Une vision de l’homme ordinaire

Il y a quarante ans disparaissait l’écrivain Georges Perros. Lecteur chez Gallimard, Parisien d’origine mais naturalisé Douarneniste, l’homme a toujours suscité à la fois intérêt et curiosité. Le poète breton Gérard le Gouic nous livre aujourd’hui son sentiment dans un petit livre intitulé « Au pays de Georges Perros ».

 

La « légende » de Perros, l’auteur fameux des Papiers collés et d’Une vie ordinaire, c’est l’écrivain vivant chichement, logeant en HLM, chevauchant une moto, fréquentant les bistrots du port, et même chroniquant des matches de football de la Stella Maris de Douarnenez.

 

Gérard Le Gouic ne manque pas d’évoquer toutes ces facettes de l’écrivain mais il s’attache surtout à montrer les liens qu’il avait tissés au fil des ans avec le célèbre écrivain.

 

Treize années séparent les deux hommes (Perros est né en 1923) et Le Gouic est âgé d’une petite trentaine d’années quand s’amorce, en 1969, leur relation.
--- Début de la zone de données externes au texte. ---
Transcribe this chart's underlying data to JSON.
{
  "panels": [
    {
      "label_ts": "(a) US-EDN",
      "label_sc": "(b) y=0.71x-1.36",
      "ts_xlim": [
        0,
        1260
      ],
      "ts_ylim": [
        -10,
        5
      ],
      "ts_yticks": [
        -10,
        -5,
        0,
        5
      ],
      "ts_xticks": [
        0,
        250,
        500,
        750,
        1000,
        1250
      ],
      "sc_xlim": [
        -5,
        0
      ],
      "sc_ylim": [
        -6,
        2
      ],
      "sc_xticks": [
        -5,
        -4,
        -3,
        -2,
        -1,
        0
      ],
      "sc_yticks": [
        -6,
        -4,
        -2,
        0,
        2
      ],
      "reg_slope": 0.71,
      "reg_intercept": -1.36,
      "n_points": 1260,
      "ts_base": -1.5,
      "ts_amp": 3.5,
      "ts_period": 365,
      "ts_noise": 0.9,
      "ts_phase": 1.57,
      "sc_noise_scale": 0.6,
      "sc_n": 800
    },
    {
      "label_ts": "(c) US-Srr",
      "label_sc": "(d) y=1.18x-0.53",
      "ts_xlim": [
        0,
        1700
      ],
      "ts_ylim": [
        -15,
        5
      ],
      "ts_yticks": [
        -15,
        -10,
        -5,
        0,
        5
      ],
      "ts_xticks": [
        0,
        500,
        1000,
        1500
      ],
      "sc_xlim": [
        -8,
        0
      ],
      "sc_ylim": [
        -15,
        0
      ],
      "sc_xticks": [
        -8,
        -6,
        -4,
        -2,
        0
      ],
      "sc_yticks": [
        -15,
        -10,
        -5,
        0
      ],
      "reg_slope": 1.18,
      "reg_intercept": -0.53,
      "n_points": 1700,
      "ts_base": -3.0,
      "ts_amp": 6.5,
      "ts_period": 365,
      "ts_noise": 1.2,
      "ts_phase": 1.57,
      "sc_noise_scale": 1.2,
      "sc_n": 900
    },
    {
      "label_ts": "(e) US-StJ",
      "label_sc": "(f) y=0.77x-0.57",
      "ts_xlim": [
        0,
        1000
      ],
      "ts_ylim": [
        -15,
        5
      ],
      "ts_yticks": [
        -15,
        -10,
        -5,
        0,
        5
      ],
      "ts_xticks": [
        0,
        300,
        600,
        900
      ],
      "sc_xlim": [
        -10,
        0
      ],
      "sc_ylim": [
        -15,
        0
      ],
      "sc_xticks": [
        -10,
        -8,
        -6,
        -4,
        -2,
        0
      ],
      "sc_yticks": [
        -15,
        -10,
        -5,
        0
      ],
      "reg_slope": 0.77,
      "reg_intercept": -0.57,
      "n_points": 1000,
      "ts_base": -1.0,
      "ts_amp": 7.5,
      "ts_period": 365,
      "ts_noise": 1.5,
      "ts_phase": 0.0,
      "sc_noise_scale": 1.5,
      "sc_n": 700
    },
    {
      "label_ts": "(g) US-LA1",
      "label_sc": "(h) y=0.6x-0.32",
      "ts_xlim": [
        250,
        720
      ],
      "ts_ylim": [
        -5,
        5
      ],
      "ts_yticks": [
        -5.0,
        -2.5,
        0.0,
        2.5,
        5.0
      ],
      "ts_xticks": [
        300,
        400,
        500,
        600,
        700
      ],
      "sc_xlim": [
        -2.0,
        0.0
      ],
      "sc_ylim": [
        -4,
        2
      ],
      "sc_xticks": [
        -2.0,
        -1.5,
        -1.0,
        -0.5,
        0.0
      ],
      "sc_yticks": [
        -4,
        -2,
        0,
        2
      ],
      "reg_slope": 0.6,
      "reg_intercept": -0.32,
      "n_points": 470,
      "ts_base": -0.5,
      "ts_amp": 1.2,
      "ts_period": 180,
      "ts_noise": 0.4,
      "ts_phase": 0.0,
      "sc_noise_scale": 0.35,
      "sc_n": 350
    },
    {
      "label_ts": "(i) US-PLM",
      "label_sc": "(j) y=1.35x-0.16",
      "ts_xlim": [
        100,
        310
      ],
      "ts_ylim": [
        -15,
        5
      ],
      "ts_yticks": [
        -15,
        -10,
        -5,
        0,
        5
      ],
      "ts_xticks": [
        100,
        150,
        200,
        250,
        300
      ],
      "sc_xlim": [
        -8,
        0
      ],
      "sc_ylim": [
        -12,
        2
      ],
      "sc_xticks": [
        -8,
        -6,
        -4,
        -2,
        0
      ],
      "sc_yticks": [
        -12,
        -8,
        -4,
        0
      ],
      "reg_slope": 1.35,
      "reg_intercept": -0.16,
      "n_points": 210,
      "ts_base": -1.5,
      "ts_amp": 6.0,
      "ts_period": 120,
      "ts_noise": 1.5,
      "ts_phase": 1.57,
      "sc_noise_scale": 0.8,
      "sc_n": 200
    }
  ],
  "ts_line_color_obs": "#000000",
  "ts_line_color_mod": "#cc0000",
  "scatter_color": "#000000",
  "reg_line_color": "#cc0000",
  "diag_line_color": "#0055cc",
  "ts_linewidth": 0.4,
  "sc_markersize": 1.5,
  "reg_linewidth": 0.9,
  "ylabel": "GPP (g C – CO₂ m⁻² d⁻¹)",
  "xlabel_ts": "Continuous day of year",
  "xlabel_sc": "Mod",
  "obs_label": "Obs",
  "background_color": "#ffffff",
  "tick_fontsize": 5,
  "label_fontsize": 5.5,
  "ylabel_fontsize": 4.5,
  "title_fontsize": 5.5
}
Il admire l’auteur des Poèmes bleus et souhaite le rencontrer. Il fait chou blanc en se rendant à Douarnenez  mais laisse sur place l’adresse de son magasin place Saint-Corentin à Quimper (Le Gouic tenait une boutique de faïences et souvenirs bretons). C’est dans l’antre du poète quimpérois que leur première rencontre eut lieu. Georges Perros lui annonça, à cette occasion, avoir fait une note favorable à l’édition d’un manuscrit que Le Gouic avait adressé à Gallimard.

 

Gérard Le Gouic déroule au fil des pages (avec la plume acide qu’on lui connaît parfois)  une série d’anecdotes, très parlantes, sur les relations que les deux hommes ont entretenues pendant neuf ans. « Je ne m’annonçais jamais à l’avance, raconte le poète, Georges était aussi un homme de passage et considérait de même nature ses visiteurs ». Il ajoute : « Georges n’était pas du genre copain ».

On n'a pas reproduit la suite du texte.